A Roma la lotta per il controllo del territorio non riguarda solo lo spaccio di droga. Da quest’estate, infatti, in via de La Comunella è esplosa una contesa violenta per le piazzole di prostituzione, con denunce di minacce, aggressioni e atti vandalici.
Protagonisti di questo scontro sarebbero transessuali e omosessuali, in conflitto per le aree dove ricevere i clienti. Secondo i racconti delle persone coinvolte, la tensione è in costante aumento e la situazione potrebbe degenerare. “Prima o poi ci scapperà il morto”, hanno dichiarato alcuni transessuali che chiedono maggiore protezione e interventi concreti delle autorità.
Gli episodi segnalati parlano di vere e proprie intimidazioni: sedie e ombrelloni distrutti, materassi dati alle fiamme, clienti disturbati o allontanati con insulti e minacce. Una strategia che, secondo le vittime, punta a eliminare la concorrenza e a costringerle a spostarsi altrove.
Cindy, transessuale di 40 anni originaria dell’Argentina, ha spiegato: “Da quando ci siamo trasferite qui, loro hanno iniziato a sabotare le nostre postazioni per mandarci via. È un pericolo per la nostra incolumità e anche un danno economico, perché così i clienti scappano.”

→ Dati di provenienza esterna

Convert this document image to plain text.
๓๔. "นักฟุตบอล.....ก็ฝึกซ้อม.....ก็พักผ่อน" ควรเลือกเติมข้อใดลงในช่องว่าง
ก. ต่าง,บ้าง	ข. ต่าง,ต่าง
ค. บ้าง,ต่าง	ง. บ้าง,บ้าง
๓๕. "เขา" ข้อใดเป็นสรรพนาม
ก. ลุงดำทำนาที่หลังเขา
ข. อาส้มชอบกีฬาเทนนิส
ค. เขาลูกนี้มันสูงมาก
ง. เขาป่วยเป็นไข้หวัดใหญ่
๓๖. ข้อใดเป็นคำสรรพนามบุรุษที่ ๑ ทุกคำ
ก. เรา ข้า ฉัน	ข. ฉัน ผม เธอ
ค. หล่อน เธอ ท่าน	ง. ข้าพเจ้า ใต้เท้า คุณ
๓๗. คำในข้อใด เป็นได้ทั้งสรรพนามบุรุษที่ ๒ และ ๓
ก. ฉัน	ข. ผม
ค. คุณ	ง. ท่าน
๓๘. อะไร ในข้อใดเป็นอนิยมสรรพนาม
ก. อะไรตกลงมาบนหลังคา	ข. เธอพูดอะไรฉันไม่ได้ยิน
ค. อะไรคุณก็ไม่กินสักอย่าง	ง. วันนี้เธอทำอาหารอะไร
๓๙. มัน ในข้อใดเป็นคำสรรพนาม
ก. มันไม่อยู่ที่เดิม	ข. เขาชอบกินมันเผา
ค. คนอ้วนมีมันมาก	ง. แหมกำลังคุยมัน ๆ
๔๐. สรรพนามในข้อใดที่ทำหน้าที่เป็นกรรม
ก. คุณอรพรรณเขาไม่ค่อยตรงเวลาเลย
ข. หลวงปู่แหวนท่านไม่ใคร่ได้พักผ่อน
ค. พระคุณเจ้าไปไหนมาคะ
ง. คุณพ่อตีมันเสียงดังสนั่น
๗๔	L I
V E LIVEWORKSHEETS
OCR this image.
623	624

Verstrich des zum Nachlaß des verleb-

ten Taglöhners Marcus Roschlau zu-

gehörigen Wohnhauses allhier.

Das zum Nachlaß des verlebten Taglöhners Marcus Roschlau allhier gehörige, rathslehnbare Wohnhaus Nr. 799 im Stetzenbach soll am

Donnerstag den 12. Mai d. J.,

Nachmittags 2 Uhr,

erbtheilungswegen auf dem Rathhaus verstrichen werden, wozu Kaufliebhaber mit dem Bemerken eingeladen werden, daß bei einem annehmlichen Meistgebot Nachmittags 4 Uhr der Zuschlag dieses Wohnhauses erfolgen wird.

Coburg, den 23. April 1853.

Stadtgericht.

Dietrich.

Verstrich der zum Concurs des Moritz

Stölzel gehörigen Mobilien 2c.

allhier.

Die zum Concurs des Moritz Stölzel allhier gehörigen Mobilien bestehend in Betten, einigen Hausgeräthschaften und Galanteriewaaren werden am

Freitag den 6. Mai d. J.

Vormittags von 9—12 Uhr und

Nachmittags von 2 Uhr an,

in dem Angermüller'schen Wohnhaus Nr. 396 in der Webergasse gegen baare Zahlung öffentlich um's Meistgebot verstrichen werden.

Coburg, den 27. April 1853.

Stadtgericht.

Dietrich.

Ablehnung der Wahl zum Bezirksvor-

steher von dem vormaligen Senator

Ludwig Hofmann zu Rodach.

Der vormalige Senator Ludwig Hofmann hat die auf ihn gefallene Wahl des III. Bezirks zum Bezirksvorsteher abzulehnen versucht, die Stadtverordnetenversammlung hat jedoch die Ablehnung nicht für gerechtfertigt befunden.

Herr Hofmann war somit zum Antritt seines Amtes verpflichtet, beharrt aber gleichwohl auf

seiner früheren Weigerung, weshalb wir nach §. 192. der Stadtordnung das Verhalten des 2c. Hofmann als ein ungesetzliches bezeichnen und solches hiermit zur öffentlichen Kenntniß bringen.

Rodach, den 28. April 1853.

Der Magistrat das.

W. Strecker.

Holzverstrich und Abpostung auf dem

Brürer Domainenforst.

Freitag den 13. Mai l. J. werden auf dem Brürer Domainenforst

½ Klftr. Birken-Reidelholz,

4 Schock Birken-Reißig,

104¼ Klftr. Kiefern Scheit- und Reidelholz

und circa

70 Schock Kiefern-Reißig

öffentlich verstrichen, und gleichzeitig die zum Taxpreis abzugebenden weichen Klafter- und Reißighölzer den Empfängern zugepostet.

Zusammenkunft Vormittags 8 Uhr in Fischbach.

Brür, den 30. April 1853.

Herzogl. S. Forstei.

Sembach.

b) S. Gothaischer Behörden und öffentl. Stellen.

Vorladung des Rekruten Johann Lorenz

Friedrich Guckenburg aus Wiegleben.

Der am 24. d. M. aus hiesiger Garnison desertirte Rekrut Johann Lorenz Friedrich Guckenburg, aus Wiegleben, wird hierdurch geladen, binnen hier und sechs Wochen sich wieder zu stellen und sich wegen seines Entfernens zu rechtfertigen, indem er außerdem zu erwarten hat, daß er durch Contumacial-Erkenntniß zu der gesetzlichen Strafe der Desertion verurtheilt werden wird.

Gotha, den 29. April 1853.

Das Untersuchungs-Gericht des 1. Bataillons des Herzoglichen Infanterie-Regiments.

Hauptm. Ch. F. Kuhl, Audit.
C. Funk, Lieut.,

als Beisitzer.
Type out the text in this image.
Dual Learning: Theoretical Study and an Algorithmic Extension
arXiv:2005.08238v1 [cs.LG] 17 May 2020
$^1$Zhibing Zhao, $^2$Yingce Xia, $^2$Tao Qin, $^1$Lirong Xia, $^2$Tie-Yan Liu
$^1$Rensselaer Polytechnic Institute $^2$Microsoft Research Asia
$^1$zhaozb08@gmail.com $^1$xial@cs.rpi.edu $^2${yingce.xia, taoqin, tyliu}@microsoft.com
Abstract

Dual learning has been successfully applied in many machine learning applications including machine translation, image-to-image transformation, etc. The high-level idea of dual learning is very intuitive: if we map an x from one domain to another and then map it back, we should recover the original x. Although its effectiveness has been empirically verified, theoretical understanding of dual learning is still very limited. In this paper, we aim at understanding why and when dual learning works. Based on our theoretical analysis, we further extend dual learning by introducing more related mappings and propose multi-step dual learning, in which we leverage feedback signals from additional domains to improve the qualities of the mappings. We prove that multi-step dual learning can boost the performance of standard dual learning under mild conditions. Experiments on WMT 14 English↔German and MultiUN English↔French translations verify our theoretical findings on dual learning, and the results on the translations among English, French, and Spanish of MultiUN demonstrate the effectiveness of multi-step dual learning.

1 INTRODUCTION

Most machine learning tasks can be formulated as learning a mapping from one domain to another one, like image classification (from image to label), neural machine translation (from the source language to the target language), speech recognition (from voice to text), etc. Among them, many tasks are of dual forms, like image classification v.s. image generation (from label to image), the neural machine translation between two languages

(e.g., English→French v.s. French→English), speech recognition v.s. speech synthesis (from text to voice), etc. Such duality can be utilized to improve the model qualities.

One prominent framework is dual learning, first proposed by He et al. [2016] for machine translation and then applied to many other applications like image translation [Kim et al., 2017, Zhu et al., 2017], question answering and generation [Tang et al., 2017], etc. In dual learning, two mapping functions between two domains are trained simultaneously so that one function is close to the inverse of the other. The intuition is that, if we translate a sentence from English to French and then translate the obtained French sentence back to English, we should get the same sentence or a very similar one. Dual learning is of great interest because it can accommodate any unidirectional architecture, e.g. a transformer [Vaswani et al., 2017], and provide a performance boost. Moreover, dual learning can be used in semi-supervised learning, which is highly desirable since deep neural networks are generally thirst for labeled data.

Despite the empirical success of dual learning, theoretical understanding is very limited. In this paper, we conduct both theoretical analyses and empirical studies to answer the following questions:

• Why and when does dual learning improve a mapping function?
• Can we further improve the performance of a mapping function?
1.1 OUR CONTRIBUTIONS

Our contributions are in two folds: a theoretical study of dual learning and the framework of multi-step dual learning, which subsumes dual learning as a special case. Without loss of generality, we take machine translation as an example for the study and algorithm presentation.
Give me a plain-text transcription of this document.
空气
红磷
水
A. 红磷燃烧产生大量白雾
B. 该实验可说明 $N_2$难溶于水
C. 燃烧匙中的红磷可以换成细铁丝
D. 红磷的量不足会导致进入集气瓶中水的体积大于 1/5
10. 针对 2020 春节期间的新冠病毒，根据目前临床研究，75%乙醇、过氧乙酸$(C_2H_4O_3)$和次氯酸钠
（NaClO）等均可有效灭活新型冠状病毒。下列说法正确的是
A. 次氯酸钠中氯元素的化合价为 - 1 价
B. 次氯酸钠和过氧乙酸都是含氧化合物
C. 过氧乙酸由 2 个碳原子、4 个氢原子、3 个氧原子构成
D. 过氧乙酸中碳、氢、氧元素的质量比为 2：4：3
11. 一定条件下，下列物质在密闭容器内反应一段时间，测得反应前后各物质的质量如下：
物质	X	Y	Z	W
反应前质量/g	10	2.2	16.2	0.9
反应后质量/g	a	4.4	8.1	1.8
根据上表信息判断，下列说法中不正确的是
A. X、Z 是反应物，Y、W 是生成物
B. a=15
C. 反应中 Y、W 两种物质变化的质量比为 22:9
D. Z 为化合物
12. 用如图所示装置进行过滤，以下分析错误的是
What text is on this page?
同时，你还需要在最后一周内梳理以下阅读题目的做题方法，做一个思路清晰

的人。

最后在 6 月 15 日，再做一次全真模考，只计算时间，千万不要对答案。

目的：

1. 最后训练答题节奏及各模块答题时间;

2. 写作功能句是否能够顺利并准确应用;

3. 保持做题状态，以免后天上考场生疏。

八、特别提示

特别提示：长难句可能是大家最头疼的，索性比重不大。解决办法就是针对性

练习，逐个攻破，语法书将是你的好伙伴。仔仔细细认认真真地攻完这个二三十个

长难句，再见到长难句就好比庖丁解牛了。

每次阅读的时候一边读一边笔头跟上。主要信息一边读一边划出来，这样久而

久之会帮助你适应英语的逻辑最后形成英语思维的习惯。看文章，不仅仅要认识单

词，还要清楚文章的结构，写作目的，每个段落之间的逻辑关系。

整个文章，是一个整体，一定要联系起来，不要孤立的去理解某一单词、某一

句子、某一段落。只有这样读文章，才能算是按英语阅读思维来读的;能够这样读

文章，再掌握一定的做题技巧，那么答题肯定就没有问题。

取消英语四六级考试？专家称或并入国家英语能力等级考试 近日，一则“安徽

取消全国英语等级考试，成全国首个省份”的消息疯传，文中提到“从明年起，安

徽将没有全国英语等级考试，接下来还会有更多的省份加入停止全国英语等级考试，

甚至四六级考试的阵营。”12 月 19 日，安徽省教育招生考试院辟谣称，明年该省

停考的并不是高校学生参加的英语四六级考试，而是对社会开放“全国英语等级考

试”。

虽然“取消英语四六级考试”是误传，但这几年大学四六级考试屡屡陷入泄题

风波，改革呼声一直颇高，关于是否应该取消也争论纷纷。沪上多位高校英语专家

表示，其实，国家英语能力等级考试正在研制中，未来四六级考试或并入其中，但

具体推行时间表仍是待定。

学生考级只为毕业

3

La vicenda evidenzia il problema di sicurezza nelle aree periferiche della Capitale, dove interi tratti di strada vengono trasformati in piazzole di prostituzione gestite in modo informale e spesso segnate da tensioni interne. Le segnalazioni hanno acceso l’attenzione delle forze dell’ordine, già impegnate a contrastare fenomeni analoghi legati allo spaccio e all’occupazione abusiva di spazi pubblici.
La paura, tra chi lavora in strada, è che la spirale di violenza possa portare a conseguenze più gravi. Per questo viene richiesto un intervento urgente delle istituzioni, al fine di garantire non solo il rispetto delle regole ma anche l’incolumità delle persone coinvolte.